Aile olmak ya da olamamak!
“Gişe Memuru” ve “Sarmaşık” filmlerinden sonra yönetmen Tolga Karaçelik yeni filmi “Kelebekler”de yine anlamlı, bu sefer de kara mizah bir hikaye anlatıyor.Üç kardeş meselesi hem edebiyatta hem de sinemada...
“Gişe Memuru” ve “Sarmaşık” filmlerinden sonra yönetmen Tolga Karaçelik yeni filmi “Kelebekler”de yine anlamlı, bu sefer de kara mizah bir hikaye anlatıyor.
Üç kardeş meselesi hem edebiyatta hem de sinemada sıkça ele alınır. Ünlü psikiyatrist Alfred Adler’in de eserlerinde sıkça dile getirdiği gibi, ‘aile kavramı’ üzerine çalışmalar yaparken üç kardeşli bir ailenin üzerinden kimi ilişkileri okumak, analiz etmek daha elverişli bir hale gelebiliyor.
Mesela üç kardeşli bir ailede, kardeşlerin en küçüğü diğerlerine göre özel bir ihtimamla büyütülmekte. Diğer iki çocuğa göre üzerine titrenilerek büyütülse de hiçbir çocuk ailenin en küçüğü olmaktan pek hazzetmiyor. Her şeyi yapabileceğine herkesi ikna etmeye çalışmak gibi kalıcı bir alışkanlık edinebiliyor çünkü. Güçlü olduğunu göstermek için sürekli ekstra çaba harcıyor.
“Kelebekler”deki üç kardeşin en küçüğü olan Suzan gibi. Özellikle de biraz alkol alınca erkekleşiyor, küfürlü konuşmaya başlıyor, sağa sola sataşıyor kendini ispatlamak ve sözünü dinletebilmek için. Üç kardeşin intihar eden annelerinden en çok ilgiyi gören de odur halbuki. Anne bütün masallarını ona anlatmıştır. Kocasıyla olan problemi ise adamın hep kendi işlerini öne çıkararak Suzan’ı yine ‘küçük bir çocuk’ gibi ezmesidir.

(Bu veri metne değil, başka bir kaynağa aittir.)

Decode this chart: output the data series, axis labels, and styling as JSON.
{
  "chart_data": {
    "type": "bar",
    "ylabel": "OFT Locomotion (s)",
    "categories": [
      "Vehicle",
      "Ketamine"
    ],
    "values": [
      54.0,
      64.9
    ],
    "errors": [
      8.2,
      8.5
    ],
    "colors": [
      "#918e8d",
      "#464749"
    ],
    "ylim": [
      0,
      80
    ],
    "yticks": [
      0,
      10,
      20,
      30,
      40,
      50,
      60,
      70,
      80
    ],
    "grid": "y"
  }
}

En küçük çocuk bazen dağılmak üzere olan bir aileyi de bir arada tutan kişi olabiliyor. Nitekim “Kelebekler”de Cemal ve Kenan arasında bir köprü vazifesi de görüyor Suzan çıktıkları yuvaya dönüş yolculuğunda. En büyük kardeş Cemal, babadan kardeşleriyle birlikte çocukluklarının geçtiği Hasanlar köyüne gelmeleri çağrısını alır. Böylelikle ilk çocuk olarak da ilk adımı o atar. Almanya’da astronot olmak için bir kariyer yapmış olsa da, uzaya çıkamamıştır henüz ama insanlık için küçük kendisi için büyük bu ilk adımı atmak ister. İlk çocuk, diğer kardeşlerin her anlamda büyüğü olmak gibi bir anlayışa sahiptir. Vücut olarak da, kafa olarak da, kariyer olarak da hepsinden büyük olmalıdır. Ama henüz uzaya çıkamamıştır Cemal. Bu yüzden Cemal söylediğinin yapılması için ısrarcı davranır, yumuşak başlı ama inatçıdır. Özellikle de Kenan’a karşı. Büyük çocuk ortanca çocuk için aşılması gereken bir kişidir. Kendi önünde bazı avantajları ondan önce ilk defa yaşamış biri vardır çünkü. İkinci çocuklar bu yüzden kendilerine yüksek hedefler koyarlar, bazen o kadar yüksek olur ki bu hedefler, sonuç hep hüsrandır. Kenan iyi ve popüler bir oyuncu olacağım derken komik videolarda seslendirmeci olarak çalışmakla yetinmek zorundadır. Hayal ettiğiyle yaşadığı birbirinden o kadar uzaktır ki iç huzurunu bir türlü yakalayamaz.